Location
- Country: United States
- States: New Hampshire, Maine
- Counties: Carroll, NH, Oxford, ME
- Towns: Conway, NH, Eaton, NH, Brownfield, ME

Physical characteristics
- • location: Conway, NH
- • coordinates: 43°56′6″N 71°0′43″W﻿ / ﻿43.93500°N 71.01194°W
- • elevation: 840 ft (260 m)
- Mouth: Saco River
- • location: Brownfield, ME
- • coordinates: 43°58′6″N 70°53′47″W﻿ / ﻿43.96833°N 70.89639°W
- • elevation: 360 ft (110 m)
- Length: 13.6 mi (21.9 km)

= Shepards River =

The Shepards River is a 13.6 mi river in western Maine and eastern New Hampshire in the United States. It is part of the Saco River drainage basin.

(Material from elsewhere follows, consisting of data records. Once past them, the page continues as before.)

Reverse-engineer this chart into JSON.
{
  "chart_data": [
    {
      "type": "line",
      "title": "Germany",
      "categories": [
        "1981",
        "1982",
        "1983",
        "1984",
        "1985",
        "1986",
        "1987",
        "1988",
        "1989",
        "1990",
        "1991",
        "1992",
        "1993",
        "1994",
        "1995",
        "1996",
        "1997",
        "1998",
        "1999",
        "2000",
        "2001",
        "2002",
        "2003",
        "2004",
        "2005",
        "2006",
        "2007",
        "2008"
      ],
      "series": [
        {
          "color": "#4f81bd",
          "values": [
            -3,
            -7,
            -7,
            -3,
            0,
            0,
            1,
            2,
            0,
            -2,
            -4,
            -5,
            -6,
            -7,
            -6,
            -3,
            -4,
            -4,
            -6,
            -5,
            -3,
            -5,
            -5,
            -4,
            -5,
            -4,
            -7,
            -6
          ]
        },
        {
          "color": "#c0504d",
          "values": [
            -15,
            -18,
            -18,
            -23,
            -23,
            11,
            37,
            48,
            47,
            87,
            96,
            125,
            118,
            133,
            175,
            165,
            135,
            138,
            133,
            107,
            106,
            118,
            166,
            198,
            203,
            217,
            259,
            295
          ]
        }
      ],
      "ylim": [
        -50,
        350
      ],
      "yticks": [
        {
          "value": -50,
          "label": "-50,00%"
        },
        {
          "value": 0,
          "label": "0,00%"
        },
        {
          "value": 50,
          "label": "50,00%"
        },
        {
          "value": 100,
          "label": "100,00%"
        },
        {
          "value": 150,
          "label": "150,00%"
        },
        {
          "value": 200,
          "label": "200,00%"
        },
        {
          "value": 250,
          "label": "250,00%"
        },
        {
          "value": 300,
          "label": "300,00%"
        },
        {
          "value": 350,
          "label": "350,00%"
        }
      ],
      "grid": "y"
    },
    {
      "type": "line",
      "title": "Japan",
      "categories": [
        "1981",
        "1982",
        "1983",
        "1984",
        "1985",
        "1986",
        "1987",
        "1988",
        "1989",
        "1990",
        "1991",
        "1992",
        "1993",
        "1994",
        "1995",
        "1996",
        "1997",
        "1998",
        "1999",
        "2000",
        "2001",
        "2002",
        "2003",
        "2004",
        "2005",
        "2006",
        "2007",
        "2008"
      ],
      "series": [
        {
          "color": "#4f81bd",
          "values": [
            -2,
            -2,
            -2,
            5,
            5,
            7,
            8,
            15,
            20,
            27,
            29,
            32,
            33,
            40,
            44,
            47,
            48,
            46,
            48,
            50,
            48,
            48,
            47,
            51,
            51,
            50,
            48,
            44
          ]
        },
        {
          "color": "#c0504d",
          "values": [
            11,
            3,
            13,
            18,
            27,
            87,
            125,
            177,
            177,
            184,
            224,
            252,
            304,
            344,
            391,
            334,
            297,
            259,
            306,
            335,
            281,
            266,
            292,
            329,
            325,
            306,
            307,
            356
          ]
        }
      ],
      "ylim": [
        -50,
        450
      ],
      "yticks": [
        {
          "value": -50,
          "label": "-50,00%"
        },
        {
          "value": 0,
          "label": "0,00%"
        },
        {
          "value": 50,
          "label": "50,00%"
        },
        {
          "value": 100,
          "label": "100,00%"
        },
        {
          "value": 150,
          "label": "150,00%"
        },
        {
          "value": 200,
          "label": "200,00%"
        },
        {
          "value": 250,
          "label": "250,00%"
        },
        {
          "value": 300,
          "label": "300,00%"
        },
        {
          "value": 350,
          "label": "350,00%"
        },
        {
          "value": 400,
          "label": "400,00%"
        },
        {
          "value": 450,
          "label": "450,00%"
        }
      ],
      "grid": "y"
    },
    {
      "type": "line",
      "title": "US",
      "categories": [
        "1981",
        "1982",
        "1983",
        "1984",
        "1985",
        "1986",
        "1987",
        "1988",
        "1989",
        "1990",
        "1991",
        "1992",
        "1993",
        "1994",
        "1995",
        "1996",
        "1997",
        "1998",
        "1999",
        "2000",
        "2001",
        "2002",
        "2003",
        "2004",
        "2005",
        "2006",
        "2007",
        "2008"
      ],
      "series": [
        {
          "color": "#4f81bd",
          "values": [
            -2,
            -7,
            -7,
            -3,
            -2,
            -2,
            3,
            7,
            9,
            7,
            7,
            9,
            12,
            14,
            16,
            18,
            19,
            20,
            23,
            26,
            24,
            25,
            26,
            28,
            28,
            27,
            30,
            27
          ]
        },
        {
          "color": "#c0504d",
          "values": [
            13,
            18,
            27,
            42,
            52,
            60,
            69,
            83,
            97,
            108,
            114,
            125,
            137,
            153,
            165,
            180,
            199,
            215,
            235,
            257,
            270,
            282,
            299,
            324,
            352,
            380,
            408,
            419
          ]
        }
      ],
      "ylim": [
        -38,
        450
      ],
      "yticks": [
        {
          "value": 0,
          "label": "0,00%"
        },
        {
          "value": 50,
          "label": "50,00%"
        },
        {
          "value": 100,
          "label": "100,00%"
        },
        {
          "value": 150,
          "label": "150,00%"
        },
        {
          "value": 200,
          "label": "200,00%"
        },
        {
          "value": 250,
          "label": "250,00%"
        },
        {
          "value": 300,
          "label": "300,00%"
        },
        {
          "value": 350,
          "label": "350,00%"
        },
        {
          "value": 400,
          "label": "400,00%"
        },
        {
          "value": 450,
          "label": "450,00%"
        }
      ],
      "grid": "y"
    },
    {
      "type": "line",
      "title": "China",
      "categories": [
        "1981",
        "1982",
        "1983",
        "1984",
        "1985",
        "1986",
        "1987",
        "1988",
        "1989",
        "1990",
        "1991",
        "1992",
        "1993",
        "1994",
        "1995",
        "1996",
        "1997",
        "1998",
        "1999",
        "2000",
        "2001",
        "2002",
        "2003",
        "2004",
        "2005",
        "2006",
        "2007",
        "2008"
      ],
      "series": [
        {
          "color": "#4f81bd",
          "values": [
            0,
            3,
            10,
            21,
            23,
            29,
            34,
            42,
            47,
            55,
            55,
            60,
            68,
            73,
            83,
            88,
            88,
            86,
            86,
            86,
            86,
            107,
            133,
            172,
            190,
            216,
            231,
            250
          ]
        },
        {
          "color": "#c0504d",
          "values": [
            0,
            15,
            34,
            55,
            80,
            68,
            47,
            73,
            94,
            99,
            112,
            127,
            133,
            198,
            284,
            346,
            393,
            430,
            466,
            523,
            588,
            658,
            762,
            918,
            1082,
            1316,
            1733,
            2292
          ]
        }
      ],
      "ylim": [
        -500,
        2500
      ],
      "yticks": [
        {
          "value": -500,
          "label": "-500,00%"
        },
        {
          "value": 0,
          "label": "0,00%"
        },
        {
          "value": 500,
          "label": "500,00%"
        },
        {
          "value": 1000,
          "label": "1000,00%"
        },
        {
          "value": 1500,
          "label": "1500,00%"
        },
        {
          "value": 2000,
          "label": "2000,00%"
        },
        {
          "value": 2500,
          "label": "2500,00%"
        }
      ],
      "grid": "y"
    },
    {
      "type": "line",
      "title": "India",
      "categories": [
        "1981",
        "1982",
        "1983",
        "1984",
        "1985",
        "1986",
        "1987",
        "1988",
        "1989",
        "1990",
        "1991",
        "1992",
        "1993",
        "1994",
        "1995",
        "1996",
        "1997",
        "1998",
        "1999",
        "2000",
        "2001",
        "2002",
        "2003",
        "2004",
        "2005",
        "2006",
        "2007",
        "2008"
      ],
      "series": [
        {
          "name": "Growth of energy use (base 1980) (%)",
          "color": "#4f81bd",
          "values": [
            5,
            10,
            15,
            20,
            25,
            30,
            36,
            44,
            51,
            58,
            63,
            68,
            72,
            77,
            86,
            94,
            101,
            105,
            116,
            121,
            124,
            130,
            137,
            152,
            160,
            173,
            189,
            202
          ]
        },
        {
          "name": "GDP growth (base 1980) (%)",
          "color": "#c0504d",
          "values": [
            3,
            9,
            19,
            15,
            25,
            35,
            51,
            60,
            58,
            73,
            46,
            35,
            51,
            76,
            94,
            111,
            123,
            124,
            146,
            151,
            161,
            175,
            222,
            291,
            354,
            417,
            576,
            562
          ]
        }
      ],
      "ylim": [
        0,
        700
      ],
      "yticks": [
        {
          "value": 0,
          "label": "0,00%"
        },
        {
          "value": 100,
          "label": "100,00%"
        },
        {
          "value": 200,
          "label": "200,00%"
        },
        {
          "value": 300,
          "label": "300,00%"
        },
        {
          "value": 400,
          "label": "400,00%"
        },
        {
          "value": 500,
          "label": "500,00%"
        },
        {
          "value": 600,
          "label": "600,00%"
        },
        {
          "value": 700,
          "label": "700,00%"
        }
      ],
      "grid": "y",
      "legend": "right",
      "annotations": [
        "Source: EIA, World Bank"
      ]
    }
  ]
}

The Shepards River rises in the town of Conway, New Hampshire, south of Dundee Hill and north of Crown Hill, among foothills of the White Mountains. The river flows southeast across a corner of Eaton, New Hampshire, then turns northeast into Brownfield, Maine, passing the villages of West Brownfield, Brownfield, and East Brownfield before reaching the Saco River east of Frost Mountain.

Several species of game fish have been caught in the Shepards River, including brook trout, rainbow trout, largemouth bass, and atlantic salmon.